-Darren Leavitt, CFA
Global equity markets tumbled due to economic growth concerns as the US Treasuries extended their gains from August. The holiday-shortened week started with weaker-than-anticipated manufacturing data out of China, which highlighted just how weak the second-largest economy in the world has become. This influenced the commodity complex and economies that are more sensitive to China’s growth, such as Germany, where, coincidently, Volkswagen announced plans to close several manufacturing facilities. Markets were focused on a packed economic calendar, with most of the attention placed on the US labor markets. The data came in mixed and provided the markets with no clear evidence to make a call on how much the Federal Reserve is likely to cut in their upcoming meeting. Currently, the market is pricing in a 70% chance of a twenty-five basis point cut and a 30% of a fifty basis point cut. The market is also pricing in one hundred basis points of cuts in 2024 and two hundred over the next 12 months. I believe the Fed will cut by twenty-five in the coming meeting and that 100 this year and 200 over the next 12 months is slightly too aggressive. Interestingly, similar to what we saw at the beginning of August, the US Dollar/Yen cross weakened on a more Hawkish BOJ, sending the Nikkei 225 down nearly 5%.

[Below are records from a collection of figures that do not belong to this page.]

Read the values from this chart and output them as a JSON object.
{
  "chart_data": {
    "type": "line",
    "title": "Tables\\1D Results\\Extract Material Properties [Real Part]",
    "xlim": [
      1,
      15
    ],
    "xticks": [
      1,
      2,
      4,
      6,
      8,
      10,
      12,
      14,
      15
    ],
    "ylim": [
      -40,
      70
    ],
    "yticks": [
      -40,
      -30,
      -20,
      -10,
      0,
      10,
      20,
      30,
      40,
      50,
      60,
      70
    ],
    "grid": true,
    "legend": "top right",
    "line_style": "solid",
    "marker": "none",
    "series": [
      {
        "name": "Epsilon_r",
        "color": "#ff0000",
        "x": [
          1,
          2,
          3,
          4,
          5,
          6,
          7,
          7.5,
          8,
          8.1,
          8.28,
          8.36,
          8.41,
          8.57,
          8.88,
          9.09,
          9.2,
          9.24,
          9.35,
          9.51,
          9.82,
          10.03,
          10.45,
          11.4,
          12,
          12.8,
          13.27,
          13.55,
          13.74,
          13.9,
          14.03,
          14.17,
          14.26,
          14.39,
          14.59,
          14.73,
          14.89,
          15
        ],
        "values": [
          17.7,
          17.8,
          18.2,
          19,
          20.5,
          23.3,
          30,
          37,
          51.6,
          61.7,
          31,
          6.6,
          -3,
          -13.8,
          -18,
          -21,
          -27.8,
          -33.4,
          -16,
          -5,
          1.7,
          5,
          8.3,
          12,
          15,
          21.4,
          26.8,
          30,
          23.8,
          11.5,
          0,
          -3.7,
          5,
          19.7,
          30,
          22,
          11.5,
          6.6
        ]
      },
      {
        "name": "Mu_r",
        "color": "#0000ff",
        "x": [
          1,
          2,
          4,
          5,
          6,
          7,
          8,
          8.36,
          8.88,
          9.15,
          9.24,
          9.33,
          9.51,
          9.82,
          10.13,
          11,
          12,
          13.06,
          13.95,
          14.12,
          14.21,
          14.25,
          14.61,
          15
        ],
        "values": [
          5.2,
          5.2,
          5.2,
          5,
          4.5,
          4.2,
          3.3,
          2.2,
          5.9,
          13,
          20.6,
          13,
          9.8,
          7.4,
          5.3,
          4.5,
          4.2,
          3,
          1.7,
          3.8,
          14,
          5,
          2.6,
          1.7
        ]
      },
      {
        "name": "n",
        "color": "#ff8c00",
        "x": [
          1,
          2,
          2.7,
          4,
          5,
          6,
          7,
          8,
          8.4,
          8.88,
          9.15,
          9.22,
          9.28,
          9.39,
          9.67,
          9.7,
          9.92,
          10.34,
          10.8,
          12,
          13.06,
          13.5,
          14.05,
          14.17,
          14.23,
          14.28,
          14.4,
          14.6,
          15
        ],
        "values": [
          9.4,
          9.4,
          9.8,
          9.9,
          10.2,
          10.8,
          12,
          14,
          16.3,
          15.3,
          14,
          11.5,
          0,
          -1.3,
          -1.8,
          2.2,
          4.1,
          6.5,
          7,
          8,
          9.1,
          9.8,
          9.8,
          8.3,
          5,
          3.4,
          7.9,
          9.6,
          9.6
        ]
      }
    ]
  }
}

A continued sell-off in the Semiconductor sector questioned market leadership within the mega-caps. NVidia shares tumbled almost 12% in two days, wiping out $275 billion in market cap on news that the company received a subpoena from the Department of Justice related to anti-competitive sales practices. Broadcom shares were hammered on weaker-than-expected guidance. Tesla shares saw a nice bid on news that the company would receive approval to use its self-driving technology in China and Europe. Dollar Tree’s shares plummeted on weaker-than-expected earnings and reiterated what we heard last week from Dollar General- that some parts of the US consumer market are deteriorating.
The S&P 500 fell 4.2% and posted its worst weekly performance since March 2023. September is known to be a seasonally weak time of year for equities for various reasons and has posted an average monthly loss of 4.2%. The Dow shed 2.9%, the NASDAQ plunged 5.8%, and the Russell 2000 decreased by 5.7%.
US Treasuries were well bid across the yield curve. The 2-year yield fell 28 basis points to 3.65%, while the 10-year yield decreased by 20 basis points to 3.71%. Of note, the yield curve’s inversion, present over the last several years, was reversed this week.
Oil prices cratered on the weaker economic outlook and uncertainty surrounding OPEC+ and Libyan production. WTI fell by 8%, or $5.84, to $67.68 a barrel. Gold prices were little changed, losing $3.00 to $2525.30 an Oz. Copper prices fell by $0.15, or 3.5%, to $4.07 per Lb. Bitcoin saw a significant pullback, closing the week at $54,210. The US dollar index continued to slide, closing down by 0.5% to 101.21.
As I mentioned, the economic calendar was stacked and headlined by the US Employment Situation report. Non-farm payrolls increased by 142K, less than the anticipated 165k. Notably, the Non-Farm payroll figures from June and July were revised lower to 118k and 89k, respectively. Private Payrolls increased by 118k but came in light of the street’s estimate of 142k. Average hourly earnings increased by 0.4%, 0.1% higher than the consensus estimate and up 3.8% in August from 3.6% in July. The Average workweek increased to 34.3 hours from 34.2 hours in July. All in a pretty good set of numbers- at least better than what we saw in July. The revisions are critical here and provide another layer of uncertainty. The markets sold off on the numbers, and interestingly, at the same time, the probability of a 50 basis point cut fell. Continuing Claims decreased by 5k to 227k, while Continuing Claims fell by 22k to 1.838M. JOLTS data showed job openings at their lowest level since 2021.
ISM Manufacturing continued to show contraction with a reading of 47.2, but the reading improved from the prior reading of 46.8. ISM Services continued to show expansion and came in better than expected at 51.5, just above the previous reading of 51.4.